Spohr notes that Lufthansa now receives 75% of its intercontinental revenue through its joint ventures with Air Canada, Air China, All Nippon Airways, SIA and United Airlines. He describes this level as "unique among the industry", reflecting the "overproportional" importance of joint ventures to Lufthansa Group.
It operates those services using a fleet of around 160 widebodies. More central to its fleet strategy is the impact of on-order twin-engined widebodies such as the A350 and 777-9 and the fundamental impact they have on traditional assumptions about the group's hubs. Flight Fleets Analyzer reflects Lufthansa mainline's current focus on large, four-engined aircraft, showing it has 31 A340s, 14 A380s and 32 747s in service, within a widebody fleet that also features three A350s and 19 A330s.

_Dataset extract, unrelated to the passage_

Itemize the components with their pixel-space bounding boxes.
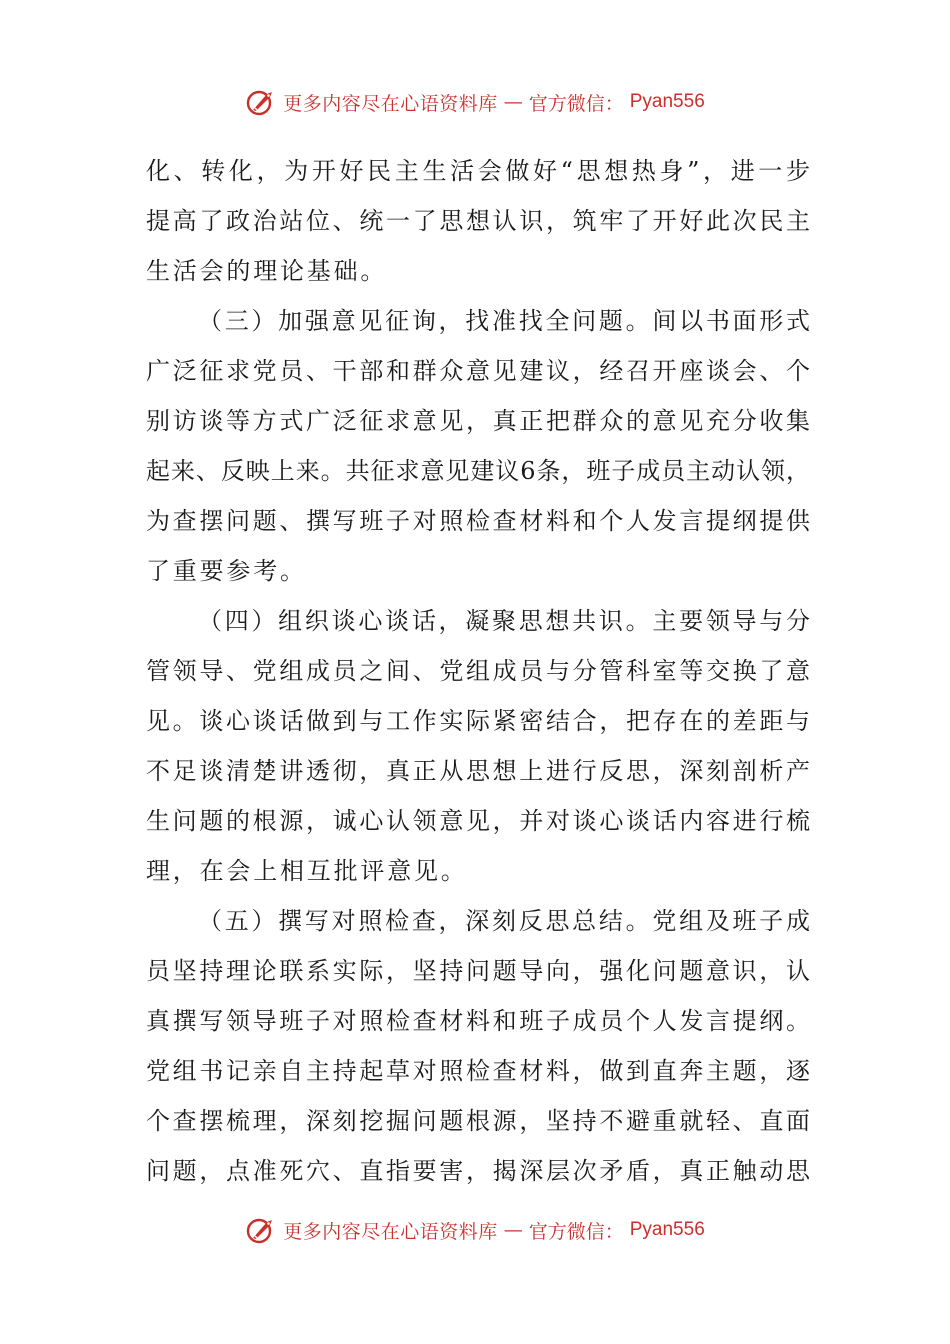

"Historically, Frankfurt always had an advantage because it had extra-large aircraft with the lowest unit costs, and our three smaller hubs – Zurich, Vienna and Munich – were somewhat disadvantaged by having smaller widebody aircraft with high unit costs," Spohr says. "That advantage of Frankfurt will disappear now gradually – and the disadvantage of the smaller hubs will disappear – so that will allow us to play the multi-hub model at a much higher level of perfection in the next few years."
Consequently, Spohr sees "no need for additional A380s", even though "passengers love it – all 14,000 who fly it every day with us".

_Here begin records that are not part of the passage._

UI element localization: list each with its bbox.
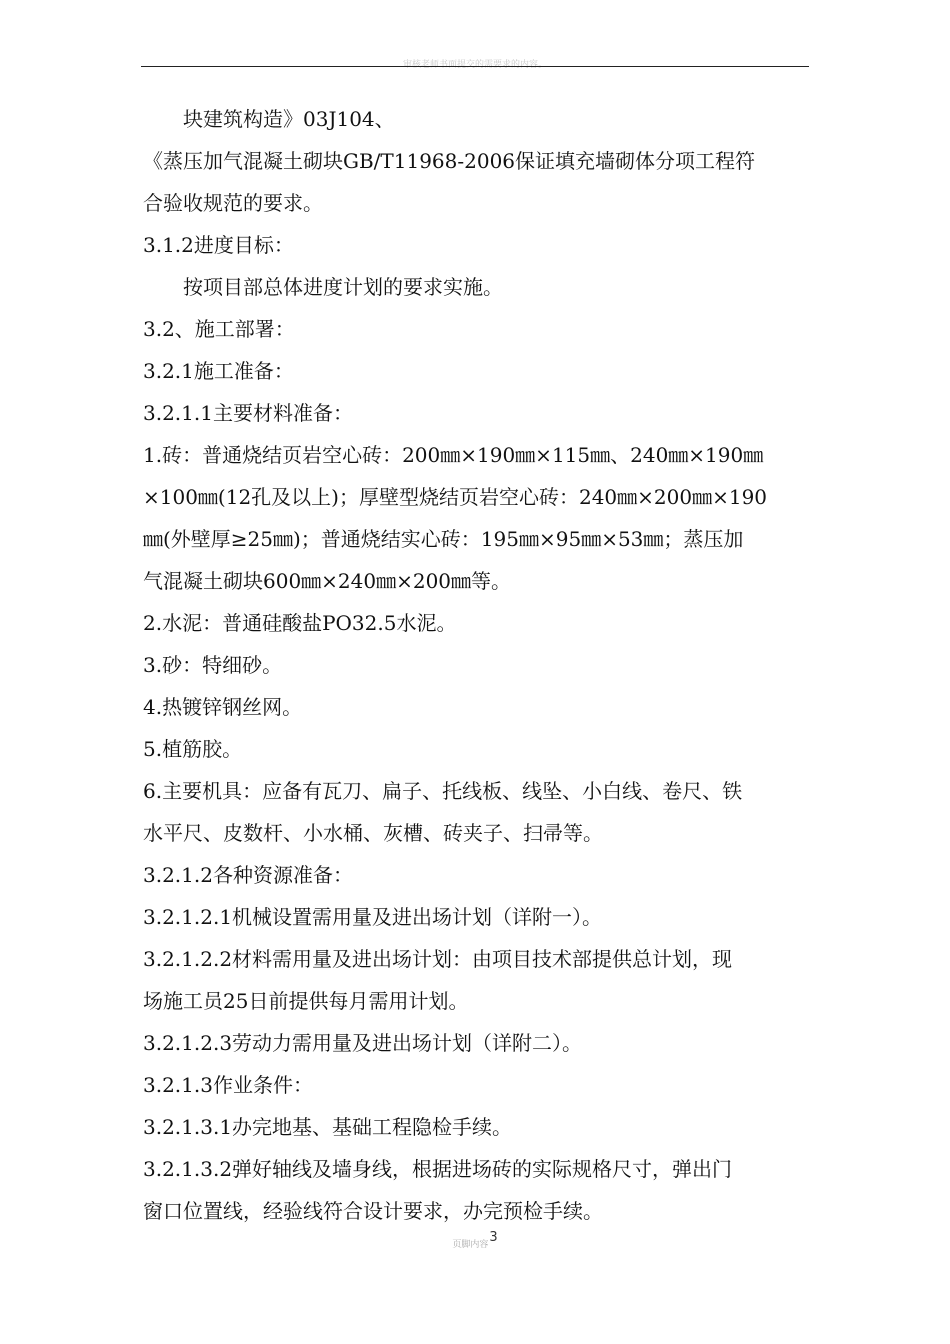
- text-line: 3.2.1.2.2材料需用量及进出场计划：由项目技术部提供总计划，现: [143, 947, 733, 971]
- text-line: 3.2.1施工准备：: [143, 359, 294, 383]
- text-line: 5.植筋胶。: [143, 737, 243, 761]
- text-line: 场施工员25日前提供每月需用计划。: [143, 989, 469, 1013]
- text-line: 3.2.1.2.1机械设置需用量及进出场计划（详附一）。: [143, 905, 603, 929]
- text-line: 3.1.2进度目标：: [143, 233, 294, 257]
- text-line: 3.2.1.1主要材料准备：: [143, 401, 353, 425]
- page-header-text: 审核老师书面提交的需要求的内容。: [402, 60, 547, 70]
- text-line: 4.热镀锌钢丝网。: [143, 695, 303, 719]
- text-line: 合验收规范的要求。: [143, 191, 323, 215]
- text-line: 气混凝土砌块600㎜×240㎜×200㎜等。: [143, 569, 512, 593]
- text-line: 3.2.1.3作业条件：: [143, 1073, 313, 1097]
- text-line: 3.2.1.2.3劳动力需用量及进出场计划（详附二）。: [143, 1031, 583, 1055]
- document-body: [143, 98, 819, 1232]
- text-line: 3.砂：特细砂。: [143, 653, 283, 677]
- text-line: 块建筑构造》03J104、: [183, 107, 395, 131]
- text-line: 2.水泥：普通硅酸盐PO32.5水泥。: [143, 611, 457, 635]
- text-line: 窗口位置线，经验线符合设计要求，办完预检手续。: [143, 1199, 603, 1223]
- text-line: 3.2、施工部署：: [143, 317, 295, 341]
- text-line: 3.2.1.3.2弹好轴线及墙身线，根据进场砖的实际规格尺寸，弹出门: [143, 1157, 733, 1181]
- header-divider: [141, 66, 809, 67]
- page-footer: [0, 1232, 950, 1251]
- text-line: 1.砖：普通烧结页岩空心砖：200㎜×190㎜×115㎜、240㎜×190㎜: [143, 443, 764, 467]
- text-line: ㎜(外壁厚≥25㎜)；普通烧结实心砖：195㎜×95㎜×53㎜；蒸压加: [143, 527, 744, 551]
- text-line: ×100㎜(12孔及以上)；厚壁型烧结页岩空心砖：240㎜×200㎜×190: [143, 485, 768, 509]
- text-line: 6.主要机具：应备有瓦刀、扁子、托线板、线坠、小白线、卷尺、铁: [143, 779, 743, 803]
- text-line: 按项目部总体进度计划的要求实施。: [183, 275, 503, 299]
- text-line: 3.2.1.3.1办完地基、基础工程隐检手续。: [143, 1115, 513, 1139]
- text-line: 水平尺、皮数杆、小水桶、灰槽、砖夹子、扫帚等。: [143, 821, 603, 845]
- text-line: 3.2.1.2各种资源准备：: [143, 863, 353, 887]
- footer-label: 页脚内容: [452, 1240, 489, 1250]
- text-line: 《蒸压加气混凝土砌块GB/T11968-2006保证填充墙砌体分项工程符: [143, 149, 756, 173]
- page-number: 3: [489, 1230, 498, 1245]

Despite a perception in the industry that Lufthansa's fleet make-up has been somewhat conservative, Spohr has also shown himself to be fully aware of the myriad disruptive factors circling the industry; indeed, he has turned Lufthansa Group into a disruptor on global distribution system fees, controversially introducing a charge for flights booked outside its group websites in 2015.
"It was a brave move, we were aware of that, but even as a legacy carrier with the strong history of Lufthansa, sometimes you need to be disruptive. And I think we've chosen the right topic to be disruptive. Even though maybe others talk more about being disruptive than we do, we just did it."
As Spohr continues to plot Lufthansa Group's future shape, global geopolitical uncertainties and security worries show no signs of abating. Some of its biggest rivals have been at the centre of some significant developments recently: the Gulf region has been mired in a dispute over Qatar's alleged support for extremists amid uncertain traffic growth, while Turkish has been hit by terrorist incidents and the fallout from the country's attempted coup. While Germany and the surrounding region has not been immune from troublesome incidents, Spohr is still keen to highlight one of Lufthansa Group's biggest advantages: its home markets.
"I have to be honest, having a home market which is called Germany and Switzerland is probably not the worst thing in the world right now," he concludes.